La gueurnoille et l’boeu

 

In’malheureus’ gueurnoille d’égaille,

Qu’étet grousse à pein-n’ c’m un luma

Argardet passer in boeu gras

Qui ii paraisset d’in bell’ taille

A djissit : « Q’est o tchett baït’ là?

Mon Djeu ! c’m a det être affligaïe ! »

A-t’ell’ mangé d’la treuf(i)’ mouillaïe ?

Est teurjous bé d’ l’enfiess’ qu’alle a ! »

Ine aotr’ gueurnoille qu’étet pus veille,

Répougnit : « Daux boeus d’ tchette’ bête,

Ol en a bé d’aotr’s dans lés téts ! »

I cré bé qu’ést pouet in’ merveille. »

« Si (i) essaya d’ dev’gnir c’m entre eux,

Fis la pus jenne, i s’ra p’t-êtr’ meux. »

Pis la v’la qui c’mence à s’étendre,

A s’mettr’ de l’ér tout sin piein ventre,

Si bé, si bé qu’ sa pauvre pê

C’mencet à s’ guinfier c’m in botrè.

L’aotr’ djissit : « T’és teurjous bé gueude !

Ta pè tchir’ tant qu’alle en ést reude. »

-S’ret o qu(i) ara bérèd groussi ?

-Nin poet, mé i cré bé qu’ t’és folle.

-Sé-z-i grousse bétout c’m in’ citrôle ?

-T’és s’ment pas grousse c’m la souris

Qu’(i) avins vue hiér dans l’fié d’la R’maîe.

-Sé-z-i pas bétout arrivaïe ?

-Est encor pas peur tchett an-naïe. »

A v’lit s’guinfier encor,

Mé la pé ii tchira si fort

Qu’alle en a keurvé d’affilaïe.

 

 

La grenouille qui veut se faire aussi grosse que le bœuf

 

Une malheureuse  grenouille de rosée,

Qui était grosse à peine comme un escargot,

Regardait passer un bœuf gras

Qui lui paraissait de belle taille

Elle se dit : « Qu’est ce que c’est cette bête là ?

Mon Dieu ! comme elle doit être handicapée ! »

A-t-elle mangé du trèfle mouillé ?

C’est toujours bien de l’enflure qu’elle a ! »

Une autre grenouille qui était plus vieille,

Répondit :  « des bœufs comme cette bête,

Il y en a bien d’autres dans les étables ! »

Je crois bien que ce n’est pas une merveille. »

« Si j’essayai de devenir comme eux,

Fis la plus jeune, je serai peut-être mieux. »
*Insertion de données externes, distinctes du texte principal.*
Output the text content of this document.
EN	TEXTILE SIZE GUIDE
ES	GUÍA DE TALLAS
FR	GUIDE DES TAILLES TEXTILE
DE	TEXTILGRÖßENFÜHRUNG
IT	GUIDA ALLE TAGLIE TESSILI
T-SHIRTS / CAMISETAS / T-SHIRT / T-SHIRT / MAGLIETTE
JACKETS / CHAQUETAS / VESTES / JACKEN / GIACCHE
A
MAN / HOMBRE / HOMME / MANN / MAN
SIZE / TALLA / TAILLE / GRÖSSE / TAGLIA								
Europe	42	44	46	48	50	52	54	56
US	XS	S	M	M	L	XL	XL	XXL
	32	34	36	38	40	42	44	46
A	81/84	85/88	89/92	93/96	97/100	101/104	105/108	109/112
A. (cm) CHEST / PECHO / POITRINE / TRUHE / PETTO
Puis la voilà qui commence à s’étendre,

A se mettre de l’air plein son ventre.

Si bien, si bien que sa pauvre peau

Commençait à se gonfler comme une baudruche.

L’autre lui dit : « t’est toujours bien repu !

Ta peau s’étire tant qu’elle en devient raide. »

-Serait-il que j’ai beaucoup grossi ?

-Non point, mais je crois bien que tu es folle.

-Suis-je grosse bientôt comme une citrouille ?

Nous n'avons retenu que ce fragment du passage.